Obesity (Silver Spring). 2015 Apr;23(4):746-9. doi: 10.1002/oby.21037. Epub 2015 Mar 7.
Hyperammonemic encephalopathy is an uncommon but severe complication of the Roux-en-Y gastric bypass surgery for obesity. Mechanisms underlying this complication are incompletely understood, resulting in delayed recognition and management. This study evaluated common laboratory findings and possible etiology of hyperammonemic encephalopathy after successful Roux-en-Y gastric bypass surgery.
A retrospective review of 20 patients identified through our own clinical practice was conducted, with the addition of similar cases from other institutions identified through the review of literature.

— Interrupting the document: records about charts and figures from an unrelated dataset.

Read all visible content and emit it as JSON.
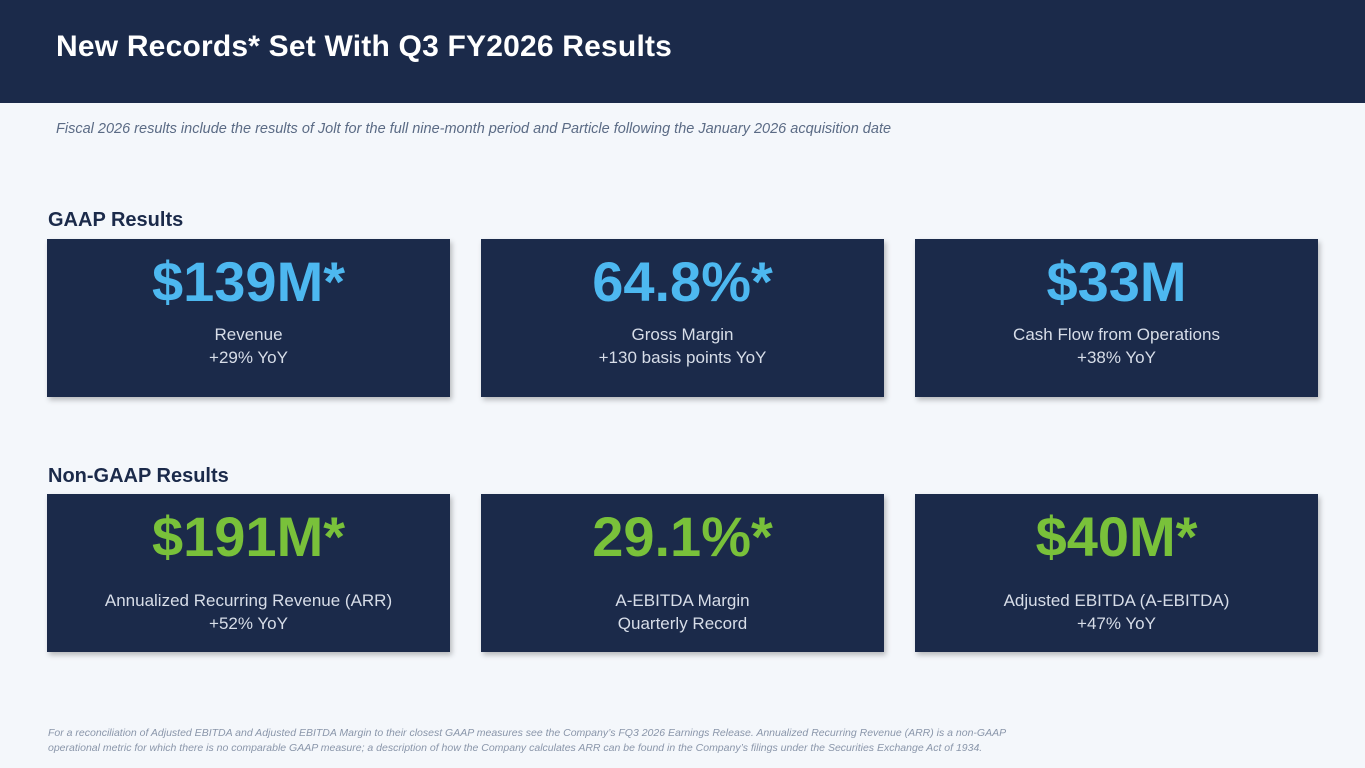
{
  "header": {
    "title": "New Records* Set With Q3 FY2026 Results"
  },
  "subtitle": "Fiscal 2026 results include the results of Jolt for the full nine-month period and Particle following the January 2026 acquisition date",
  "gaap": {
    "heading": "GAAP Results",
    "cards": [
      {
        "value": "$139M*",
        "label": "Revenue",
        "change": "+29% YoY"
      },
      {
        "value": "64.8%*",
        "label": "Gross Margin",
        "change": "+130 basis points YoY"
      },
      {
        "value": "$33M",
        "label": "Cash Flow from Operations",
        "change": "+38% YoY"
      }
    ]
  },
  "non_gaap": {
    "heading": "Non-GAAP Results",
    "cards": [
      {
        "value": "$191M*",
        "label": "Annualized Recurring Revenue (ARR)",
        "change": "+52% YoY"
      },
      {
        "value": "29.1%*",
        "label": "A-EBITDA Margin",
        "change": "Quarterly Record"
      },
      {
        "value": "$40M*",
        "label": "Adjusted EBITDA (A-EBITDA)",
        "change": "+47% YoY"
      }
    ]
  },
  "footnote": {
    "line1": "For a reconciliation of Adjusted EBITDA and Adjusted EBITDA Margin to their closest GAAP measures see the Company’s FQ3 2026 Earnings Release. Annualized Recurring Revenue (ARR) is a non-GAAP",
    "line2": "operational metric for which there is no comparable GAAP measure; a description of how the Company calculates ARR can be found in the Company’s filings under the Securities Exchange Act of 1934."
  },
  "colors": {
    "navy": "#1b2a4a",
    "gaap_accent": "#4db8f0",
    "non_gaap_accent": "#79c13a",
    "background": "#f4f7fb"
  }
}
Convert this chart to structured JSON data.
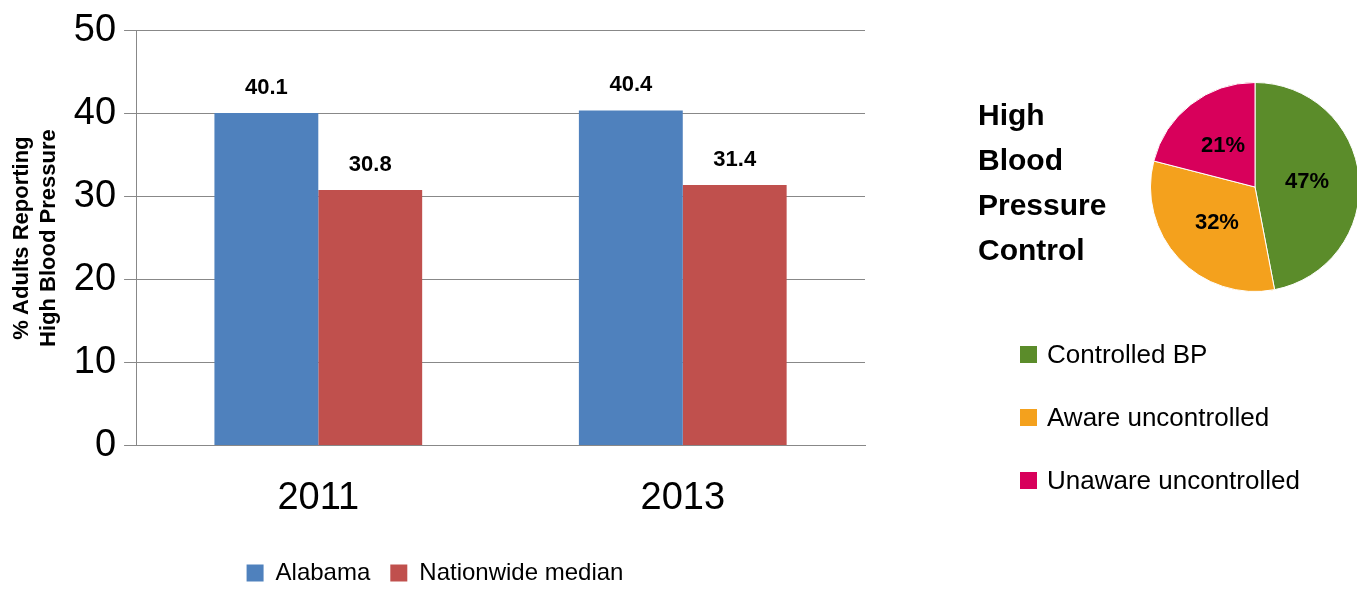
{
  "chart_data": [
    {
      "type": "bar",
      "ylabel": "% Adults Reporting\nHigh Blood Pressure",
      "categories": [
        "2011",
        "2013"
      ],
      "series": [
        {
          "name": "Alabama",
          "color": "#4f81bd",
          "values": [
            40.1,
            40.4
          ]
        },
        {
          "name": "Nationwide median",
          "color": "#c0504d",
          "values": [
            30.8,
            31.4
          ]
        }
      ],
      "ylim": [
        0,
        50
      ],
      "yticks": [
        0,
        10,
        20,
        30,
        40,
        50
      ],
      "grid": "y",
      "legend": "bottom",
      "data_labels": true
    },
    {
      "type": "pie",
      "title": "High Blood Pressure Control",
      "categories": [
        "Controlled BP",
        "Aware uncontrolled",
        "Unaware uncontrolled"
      ],
      "values": [
        47,
        32,
        21
      ],
      "colors": [
        "#5b8c2a",
        "#f4a11d",
        "#d8005b"
      ],
      "value_labels": [
        "47%",
        "32%",
        "21%"
      ],
      "legend": "bottom"
    }
  ]
}
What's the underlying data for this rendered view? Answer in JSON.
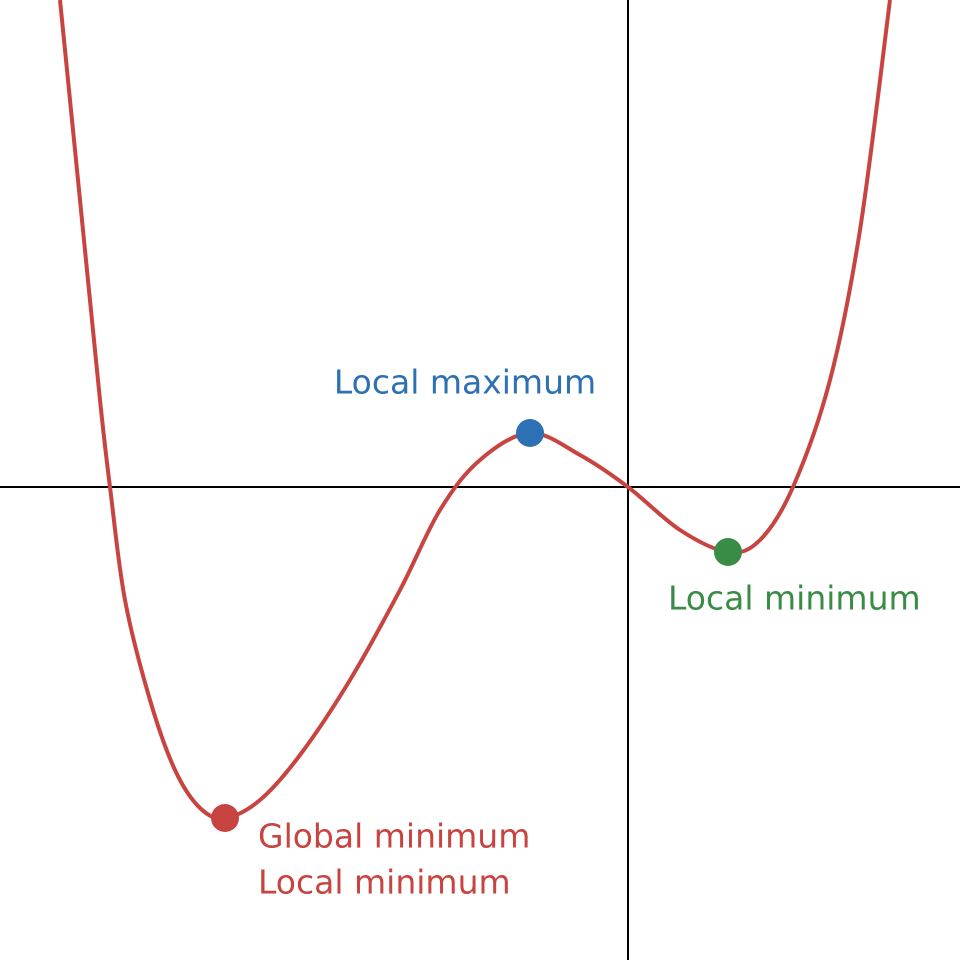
{
  "chart_data": {
    "type": "line",
    "xlim": [
      -6.28,
      3.32
    ],
    "ylim": [
      -4.73,
      4.87
    ],
    "axes": true,
    "curve": {
      "color": "#c74440",
      "x": [
        -5.68,
        -5.48,
        -5.28,
        -5.18,
        -5.03,
        -4.78,
        -4.53,
        -4.28,
        -4.03,
        -3.68,
        -3.28,
        -2.78,
        -2.28,
        -1.88,
        -1.48,
        -0.98,
        -0.48,
        0,
        0.52,
        1.0,
        1.32,
        1.65,
        2.02,
        2.32,
        2.62
      ],
      "y": [
        4.87,
        2.87,
        0.87,
        0,
        -1.13,
        -2.13,
        -2.83,
        -3.21,
        -3.31,
        -3.13,
        -2.68,
        -1.93,
        -1.03,
        -0.23,
        0.27,
        0.54,
        0.32,
        0,
        -0.43,
        -0.65,
        -0.53,
        0,
        1.07,
        2.57,
        4.87
      ]
    },
    "points": [
      {
        "x": -4.03,
        "y": -3.31,
        "color": "#c74440",
        "labels": [
          "Global minimum",
          "Local minimum"
        ]
      },
      {
        "x": -0.98,
        "y": 0.54,
        "color": "#2d70b3",
        "labels": [
          "Local maximum"
        ]
      },
      {
        "x": 1.0,
        "y": -0.65,
        "color": "#388c46",
        "labels": [
          "Local minimum"
        ]
      }
    ]
  }
}
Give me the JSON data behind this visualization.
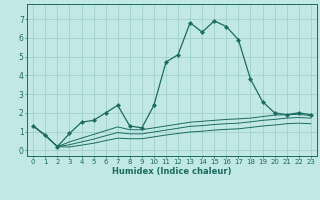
{
  "xlabel": "Humidex (Indice chaleur)",
  "xlim": [
    -0.5,
    23.5
  ],
  "ylim": [
    -0.3,
    7.8
  ],
  "xticks": [
    0,
    1,
    2,
    3,
    4,
    5,
    6,
    7,
    8,
    9,
    10,
    11,
    12,
    13,
    14,
    15,
    16,
    17,
    18,
    19,
    20,
    21,
    22,
    23
  ],
  "yticks": [
    0,
    1,
    2,
    3,
    4,
    5,
    6,
    7
  ],
  "bg_color": "#c2e8e5",
  "grid_color": "#9bccc8",
  "line_color": "#1a6b60",
  "series": [
    [
      1.3,
      0.8,
      0.2,
      0.9,
      1.5,
      1.6,
      2.0,
      2.4,
      1.3,
      1.2,
      2.4,
      4.7,
      5.1,
      6.8,
      6.3,
      6.9,
      6.6,
      5.9,
      3.8,
      2.6,
      2.0,
      1.9,
      2.0,
      1.9
    ],
    [
      1.3,
      0.8,
      0.2,
      0.45,
      0.65,
      0.85,
      1.05,
      1.25,
      1.1,
      1.1,
      1.2,
      1.3,
      1.4,
      1.5,
      1.55,
      1.6,
      1.65,
      1.68,
      1.72,
      1.8,
      1.88,
      1.9,
      1.92,
      1.85
    ],
    [
      1.3,
      0.8,
      0.2,
      0.3,
      0.45,
      0.6,
      0.78,
      0.95,
      0.88,
      0.88,
      0.98,
      1.08,
      1.18,
      1.28,
      1.32,
      1.38,
      1.42,
      1.45,
      1.52,
      1.6,
      1.65,
      1.72,
      1.75,
      1.72
    ],
    [
      1.3,
      0.8,
      0.2,
      0.18,
      0.28,
      0.38,
      0.52,
      0.65,
      0.62,
      0.62,
      0.72,
      0.82,
      0.9,
      0.98,
      1.02,
      1.08,
      1.12,
      1.15,
      1.22,
      1.3,
      1.35,
      1.42,
      1.45,
      1.42
    ]
  ]
}
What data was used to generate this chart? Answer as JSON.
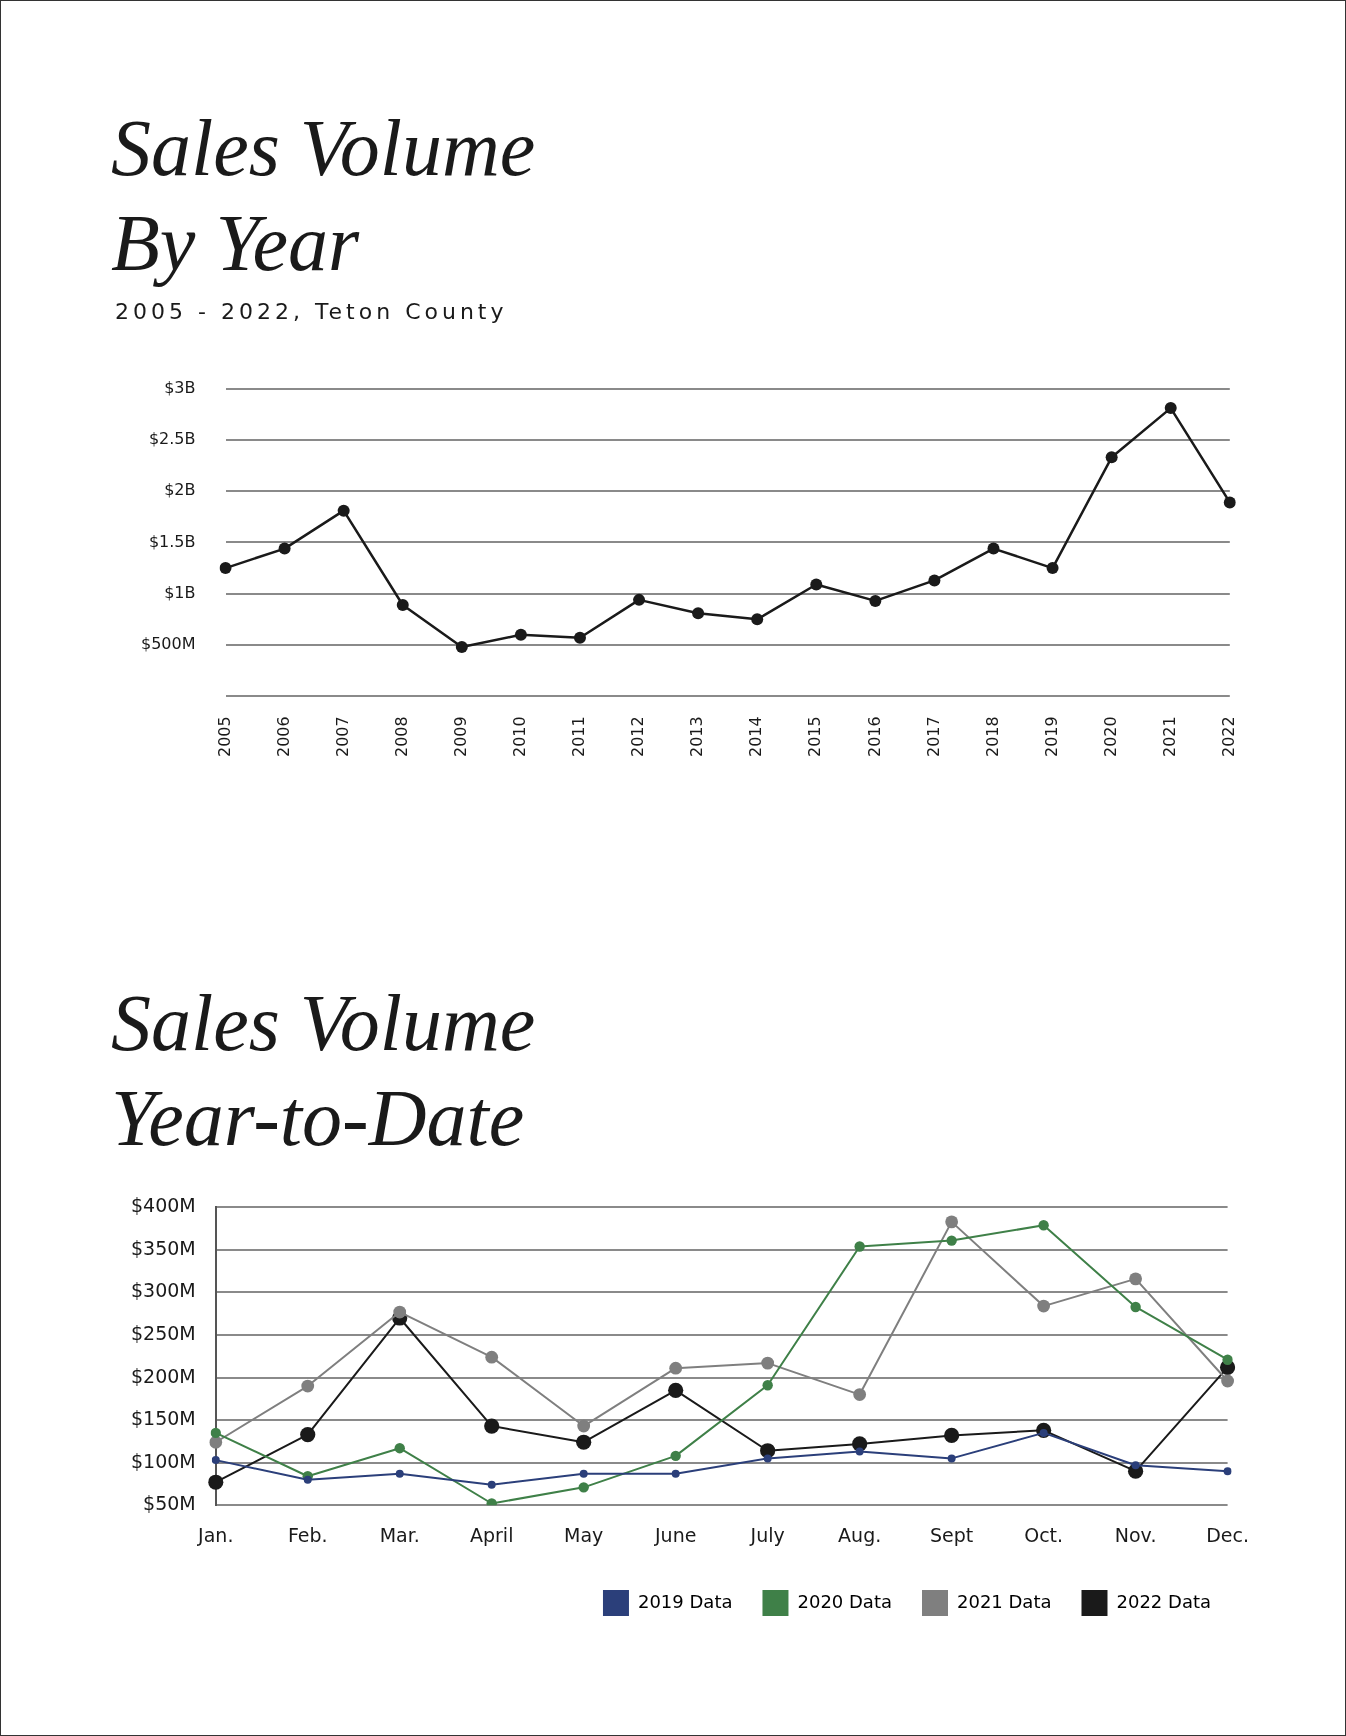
{
  "chart_data": [
    {
      "type": "line",
      "title": "Sales Volume By Year",
      "subtitle": "2005 - 2022, Teton County",
      "categories": [
        "2005",
        "2006",
        "2007",
        "2008",
        "2009",
        "2010",
        "2011",
        "2012",
        "2013",
        "2014",
        "2015",
        "2016",
        "2017",
        "2018",
        "2019",
        "2020",
        "2021",
        "2022"
      ],
      "series": [
        {
          "color": "#1a1a1a",
          "values": [
            1250000000,
            1440000000,
            1810000000,
            890000000,
            480000000,
            600000000,
            570000000,
            940000000,
            810000000,
            750000000,
            1090000000,
            930000000,
            1130000000,
            1440000000,
            1250000000,
            2330000000,
            2810000000,
            1890000000
          ]
        }
      ],
      "ylim": [
        0,
        3000000000
      ],
      "yticks": [
        {
          "value": 0,
          "label": null
        },
        {
          "value": 500000000,
          "label": "$500M"
        },
        {
          "value": 1000000000,
          "label": "$1B"
        },
        {
          "value": 1500000000,
          "label": "$1.5B"
        },
        {
          "value": 2000000000,
          "label": "$2B"
        },
        {
          "value": 2500000000,
          "label": "$2.5B"
        },
        {
          "value": 3000000000,
          "label": "$3B"
        }
      ],
      "grid": "y",
      "marker": "circle",
      "line_style": "solid"
    },
    {
      "type": "line",
      "title": "Sales Volume Year-to-Date",
      "categories": [
        "Jan.",
        "Feb.",
        "Mar.",
        "April",
        "May",
        "June",
        "July",
        "Aug.",
        "Sept",
        "Oct.",
        "Nov.",
        "Dec."
      ],
      "series": [
        {
          "name": "2019 Data",
          "color": "#2b3f7a",
          "values": [
            103,
            80,
            87,
            74,
            87,
            87,
            105,
            113,
            105,
            135,
            97,
            90
          ]
        },
        {
          "name": "2020 Data",
          "color": "#3f8048",
          "values": [
            135,
            84,
            117,
            52,
            71,
            108,
            191,
            354,
            361,
            379,
            283,
            221
          ]
        },
        {
          "name": "2021 Data",
          "color": "#7f7f7f",
          "values": [
            124,
            190,
            277,
            224,
            143,
            211,
            217,
            180,
            383,
            284,
            316,
            196
          ]
        },
        {
          "name": "2022 Data",
          "color": "#1a1a1a",
          "values": [
            77,
            133,
            270,
            143,
            124,
            185,
            114,
            122,
            132,
            138,
            90,
            212
          ]
        }
      ],
      "ylim": [
        50,
        400
      ],
      "yticks": [
        {
          "value": 50,
          "label": "$50M"
        },
        {
          "value": 100,
          "label": "$100M"
        },
        {
          "value": 150,
          "label": "$150M"
        },
        {
          "value": 200,
          "label": "$200M"
        },
        {
          "value": 250,
          "label": "$250M"
        },
        {
          "value": 300,
          "label": "$300M"
        },
        {
          "value": 350,
          "label": "$350M"
        },
        {
          "value": 400,
          "label": "$400M"
        }
      ],
      "grid": "y",
      "legend": "bottom right",
      "marker": "circle",
      "line_style": "solid"
    }
  ]
}
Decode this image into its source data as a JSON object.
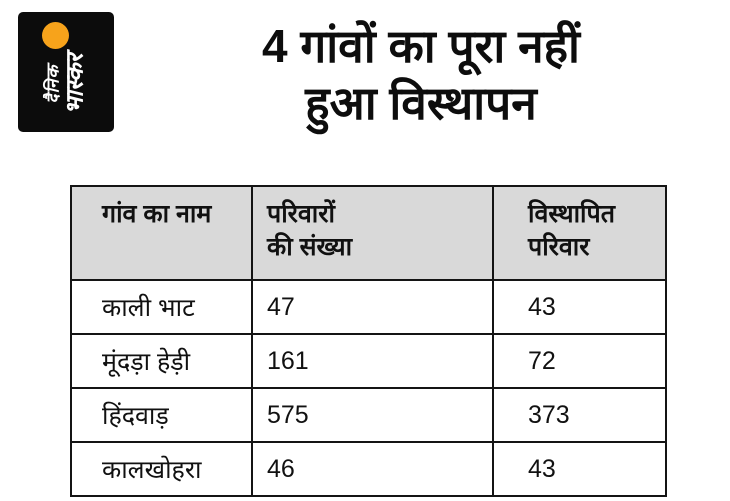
{
  "brand": {
    "logo_line1": "दैनिक",
    "logo_line2": "भास्कर",
    "accent_color": "#f7a31b",
    "logo_bg": "#0c0c0c"
  },
  "title": {
    "line1": "4 गांवों का पूरा नहीं",
    "line2": "हुआ विस्थापन"
  },
  "table": {
    "header_bg": "#d9d9d9",
    "headers": [
      "गांव का नाम",
      "परिवारों\nकी संख्या",
      "विस्थापित\nपरिवार"
    ],
    "rows": [
      [
        "काली भाट",
        "47",
        "43"
      ],
      [
        "मूंदड़ा हेड़ी",
        "161",
        "72"
      ],
      [
        "हिंदवाड़",
        "575",
        "373"
      ],
      [
        "कालखोहरा",
        "46",
        "43"
      ]
    ]
  },
  "chart_data": {
    "type": "table",
    "title": "4 गांवों का पूरा नहीं हुआ विस्थापन",
    "columns": [
      "गांव का नाम",
      "परिवारों की संख्या",
      "विस्थापित परिवार"
    ],
    "rows": [
      [
        "काली भाट",
        47,
        43
      ],
      [
        "मूंदड़ा हेड़ी",
        161,
        72
      ],
      [
        "हिंदवाड़",
        575,
        373
      ],
      [
        "कालखोहरा",
        46,
        43
      ]
    ]
  }
}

Patients presenting with hyperammonemic encephalopathy after Roux-en-Y gastric bypass surgery presented with overlapping clinical and laboratory findings. Common features included: (1) weight loss following successful Roux-en-Y gastric bypass for obesity; (2) hyperammonemic encephalopathy accompanied by elevated plasma glutamine levels; (3) absence of cirrhosis; (4) hypoalbuminemia; and (5) low plasma zinc levels. The mortality rate was 50%. Ninety-five percent of patients were women. Three patients were diagnosed with proximal urea cycle disorders. One patient experienced improvement in the hyperammonemia after surgical correction of spontaneous splenorenal shunt.
Hyperammonemic encephalopathy after Roux-en-Y gastric bypass surgery is a newly recognized, potentially fatal syndrome with diverse pathophysiologic mechanisms encompassing genetic and nongenetic causes.
高氨血症性脑病是肥胖症患者 Roux-en-Y 胃旁路手术后一种不常见但严重的并发症。该并发症的发病机制尚不完全清楚,导致其识别和处理延迟。本研究评估了 Roux-en-Y 胃旁路手术后成功后高氨血症性脑病的常见实验室发现和可能的病因。
通过我们自己的临床实践,对 20 例患者进行了回顾性研究,并通过文献复习,对其他机构的类似病例进行了补充。
Roux-en-Y 胃旁路手术后出现高氨血症性脑病的患者具有重叠的临床和实验室发现。共同特征包括:(1)肥胖症 Roux-en-Y 胃旁路手术后成功减肥;(2)高氨血症性脑病伴有血浆谷氨酰胺水平升高;(3)无肝硬化;(4)低白蛋白血症;(5)低血浆锌水平。死亡率为 50%。95%的患者为女性。3 例患者被诊断为近端尿素循环障碍。1 例患者在自发性脾肾分流手术矫正后,高氨血症得到改善。
Roux-en-Y 胃旁路手术后的高氨血症性脑病是一种新认识的、潜在致命的综合征,其病理生理机制多种多样,包括遗传和非遗传原因。